First, I cut a block of tofu into three slices, wrapped them in paper towels, and pressed them between a cutting board and some heavy ramekins.  While the tofu was pressing, I mixed up a marinade of crushed ginger, crushed garlic, soy sauce, sesame oil, chili paste, rice wine vinegar and agave nectar.  I then put the tofu slices in the mixture to marinate.  I probably left them in for about 45 minutes, but I’m sure that they would have been even better if I’d thought to marinate them ahead of time.  When I was ready to bake, I removed the tofu slices from the marinade, placed them in a baking dish, and let them bake for around half an hour at 375 degrees.  I hear that if you bake tofu long enough it becomes crispy on the outside, but I was hungry and in a rush, so I went with a shorter cook time.
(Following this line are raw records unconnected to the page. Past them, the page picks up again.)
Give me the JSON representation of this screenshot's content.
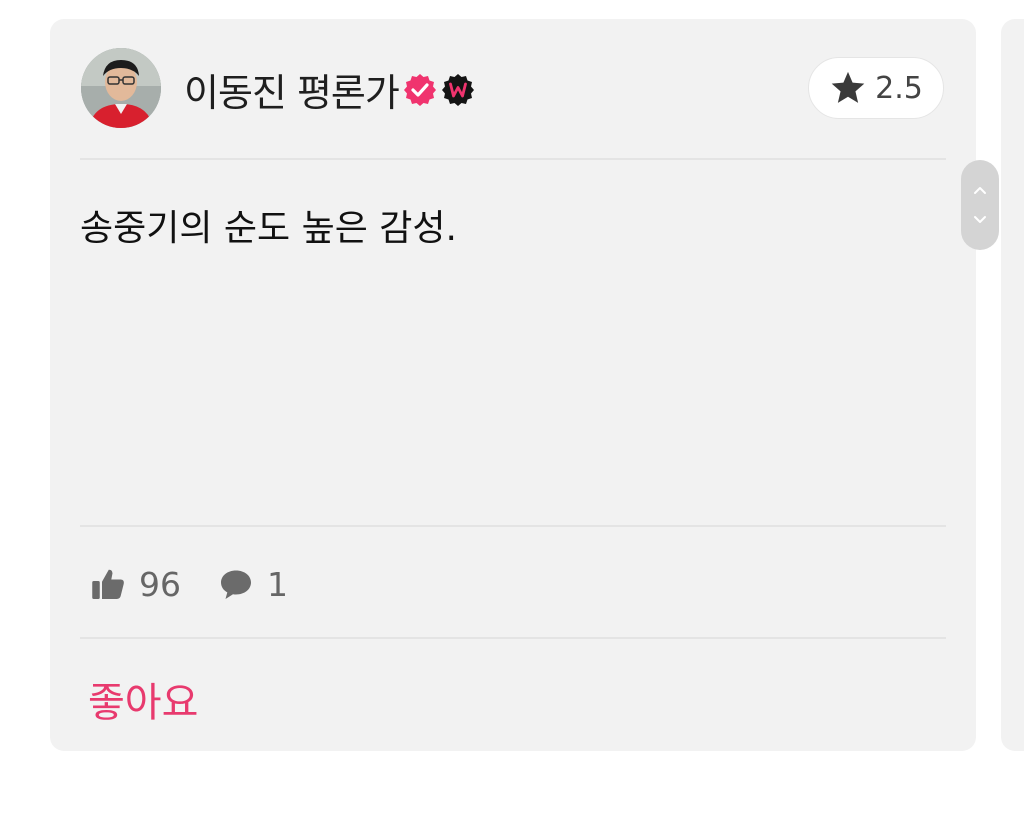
{
  "review": {
    "author": {
      "name": "이동진 평론가",
      "verified_badge_icon": "verified-check-icon",
      "watcha_badge_icon": "watcha-w-icon",
      "avatar_icon": "avatar"
    },
    "rating": {
      "icon": "star-icon",
      "value": "2.5"
    },
    "comment": "송중기의 순도 높은 감성.",
    "stats": {
      "likes_icon": "thumbs-up-icon",
      "likes": "96",
      "comments_icon": "comment-bubble-icon",
      "comments": "1"
    },
    "like_button_label": "좋아요"
  },
  "colors": {
    "card_bg": "#f2f2f2",
    "accent": "#e83a6e",
    "badge_pink": "#f0336e",
    "text_primary": "#111111",
    "text_secondary": "#666666"
  }
}
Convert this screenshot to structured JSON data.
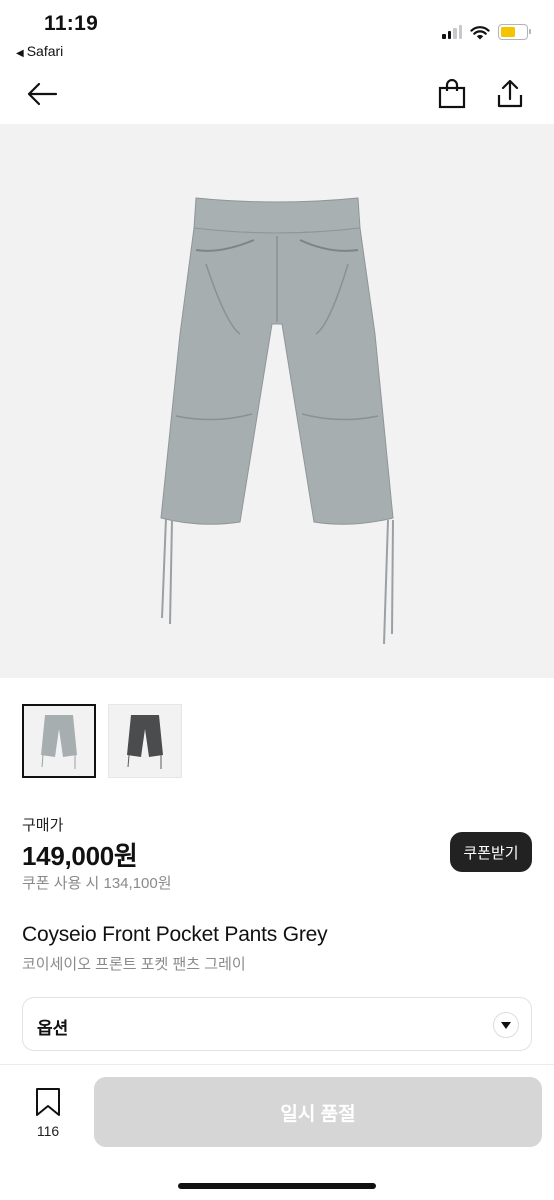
{
  "status_bar": {
    "time": "11:19",
    "back_app": "Safari",
    "back_glyph": "◀",
    "battery_color": "#f5c400"
  },
  "nav": {
    "back_icon": "arrow-left-icon",
    "cart_icon": "shopping-bag-icon",
    "share_icon": "share-icon"
  },
  "product": {
    "price_label": "구매가",
    "price": "149,000원",
    "coupon_price": "쿠폰 사용 시 134,100원",
    "coupon_button": "쿠폰받기",
    "title_en": "Coyseio Front Pocket Pants Grey",
    "title_ko": "코이세이오 프론트 포켓 팬츠 그레이",
    "thumbnails": [
      {
        "color": "#a7aeb0",
        "selected": true
      },
      {
        "color": "#4a4c4e",
        "selected": false
      }
    ],
    "main_color": "#a7aeb0"
  },
  "option": {
    "label": "옵션"
  },
  "bottom_bar": {
    "wish_count": "116",
    "buy_button": "일시 품절",
    "buy_button_color": "#d6d6d6"
  }
}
While the tofu was baking, I made my noodle dish.  Saifun noodles are clear noodles made out of bean starch.  You cook them by giving them a quick soak in boiling water…a nice thing if you want to have one less pot on the stove.  They are a bit slippery and chewy compared to wheat noodles, but they are great flavor absorbers and they were very satisfying.  If you can’t find saifun noodles or don’t like them, feel free to substitute soba or rice noodles or even wheat noodles.  When the noodles were cooked, I put them in a hot pan with some frozen stir-fry vegetables (convenient and cheap) and the leftover tofu marinade.  I absolutely hate discarding marinades after I use them–it seems so wasteful.  Unfortunately, when you are marinating meat, you don’t have much of a choice.  Since tofu doesn’t have the same food safety concerns, I just saved the marinade and poured it into my noodles, which worked wonderfully.  I just let the pan cook until everything was hot, then served up the noodle and veggie mixture with a block of tofu on top.

The verdict:  Even a short time marinating seemed to work wonders on the tofu.  It was still mild, but definitely flavorful, and combined with the more strongly flavored noodles, my palate was perfectly content.  I also loved the chewy texture that the tofu took on as it baked.  Even the carnivorous husband liked this dish (going back for seconds on tofu, no less!), so I think that this dish will probably be a repeat around here.



  1. Thanks for posting how you made the tofu! I am always looking for a new way to make it. It definitely gets crispy if you let it bake long enough. When you are in a time pinch, try throwing it under the broiler! It’s so tasty and the perfect texture.

  2. Gorgeous meal!

  3. Even my picky Argentine husband who loves beef loved it….thanks!